KEDA enables autoscaling based on custom Prometheus metrics from vLLM, such as:
- Time To First Token (TTFT): Scale when P95 latency exceeds a threshold
- GPU KV-cache utilization: Scale when GPU memory pressure increases
- Running/waiting requests: Scale based on queue depth
Prerequisites⚓︎
KEDA must be installed in the cluster. Ask your administrator to install it if it is not available:
helm repo add kedacore https://kedacore.github.io/charts
helm install keda kedacore/keda --namespace keda --create-namespace
Example with vLLM⚓︎
- Deploy an InferenceService with vLLM backend:
apiVersion: serving.kserve.io/v1beta1
kind: InferenceService
metadata:
name: opt-125m-vllm
spec:
predictor:
minReplicas: 1
maxReplicas: 10
model:
modelFormat:
name: huggingface
args:
- --model_name=opt-125m
- --model_id=facebook/opt-125m
- --backend=vllm
resources:
requests:
cpu: "2"
memory: 4Gi
limits:
cpu: "4"
memory: 8Gi
- Create a KEDA ScaledObject to scale based on TTFT:
PodMonitor already configured
prokube already includes a PodMonitor for vLLM metrics, so you don't need to create one yourself.
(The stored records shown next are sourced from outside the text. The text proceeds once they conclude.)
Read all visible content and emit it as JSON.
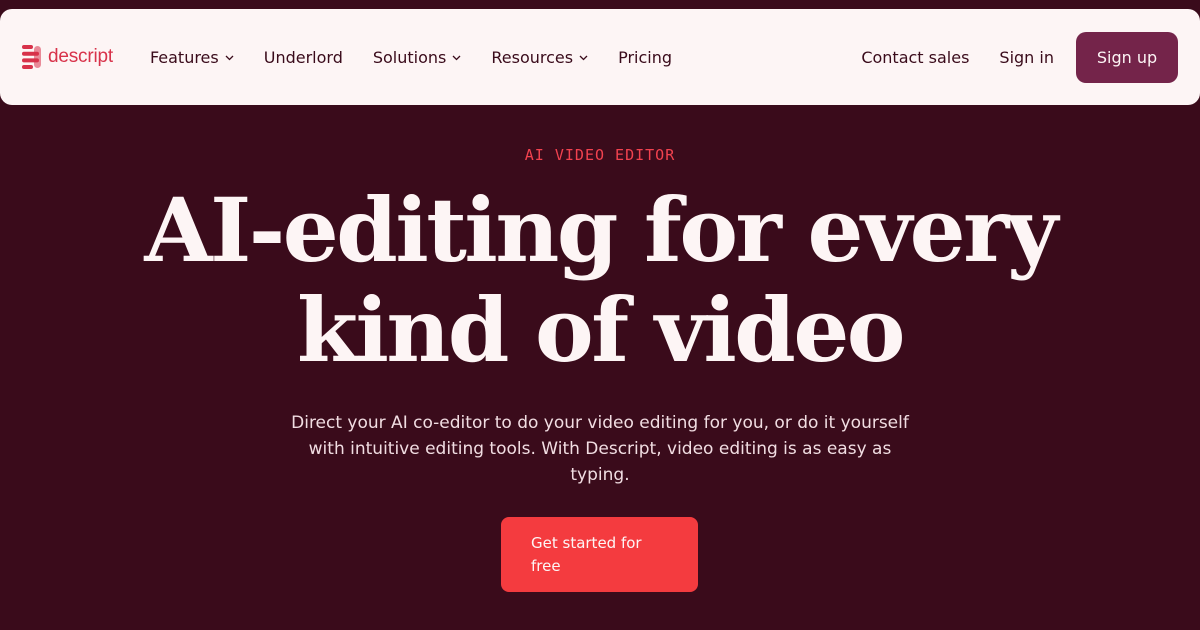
{
  "brand": {
    "name": "descript",
    "logo_color": "#d8324a"
  },
  "nav": {
    "items": [
      {
        "label": "Features",
        "has_dropdown": true
      },
      {
        "label": "Underlord",
        "has_dropdown": false
      },
      {
        "label": "Solutions",
        "has_dropdown": true
      },
      {
        "label": "Resources",
        "has_dropdown": true
      },
      {
        "label": "Pricing",
        "has_dropdown": false
      }
    ],
    "contact_sales": "Contact sales",
    "sign_in": "Sign in",
    "sign_up": "Sign up"
  },
  "hero": {
    "eyebrow": "AI VIDEO EDITOR",
    "headline": "AI-editing for every kind of video",
    "subtext": "Direct your AI co-editor to do your video editing for you, or do it yourself with intuitive editing tools. With Descript, video editing is as easy as typing.",
    "cta": "Get started for free"
  },
  "colors": {
    "background": "#3a0b1b",
    "navbar": "#fdf5f5",
    "accent": "#f43b3f",
    "signup_button": "#74244a",
    "eyebrow": "#f2424f"
  }
}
The following ScaledObject scales up when 95% of requests take more than 200ms to receive the first token (TTFT). Adjust the threshold value based on your latency requirements.
apiVersion: keda.sh/v1alpha1
kind: ScaledObject
metadata:
name: opt-125m-vllm-scaledobject
spec:
scaleTargetRef:
apiVersion: apps/v1
kind: Deployment
name: opt-125m-vllm-predictor-00001-deployment # adjust to your deployment name
pollingInterval: 15
cooldownPeriod: 60
minReplicaCount: 1
maxReplicaCount: 10
triggers:
# Scale based on Time To First Token (TTFT) P95
- type: prometheus
metadata:
serverAddress: http://kube-prometheus-stack-prometheus.monitoring.svc.cluster.local:9090/prometheus
metricName: vllm_ttft_p95
query: |
histogram_quantile(0.95, sum(rate({"__name__"="vllm:time_to_first_token_seconds_bucket", namespace="<your-namespace>"}[2m])) by (le))
threshold: "0.2" # 200ms
activationThreshold: "0.1"
# Scale based on GPU KV-cache usage (for GPU deployments)
- type: prometheus
metadata:
serverAddress: http://kube-prometheus-stack-prometheus.monitoring.svc.cluster.local:9090/prometheus
metricName: vllm_gpu_cache_usage
query: |
avg({"__name__"="vllm:gpu_cache_usage_perc", namespace="<your-namespace>"})
threshold: "0.7" # 70%
activationThreshold: "0.5"
vLLM metric names
vLLM uses colons in metric names (e.g., vllm:time_to_first_token_seconds). Use the {"__name__"="..."} syntax in PromQL queries.
Adjust namespace in queries
Replace <your-namespace> in the metric queries with the actual namespace where your InferenceService is deployed.
For a complete working example, see the kubeflow-examples repository.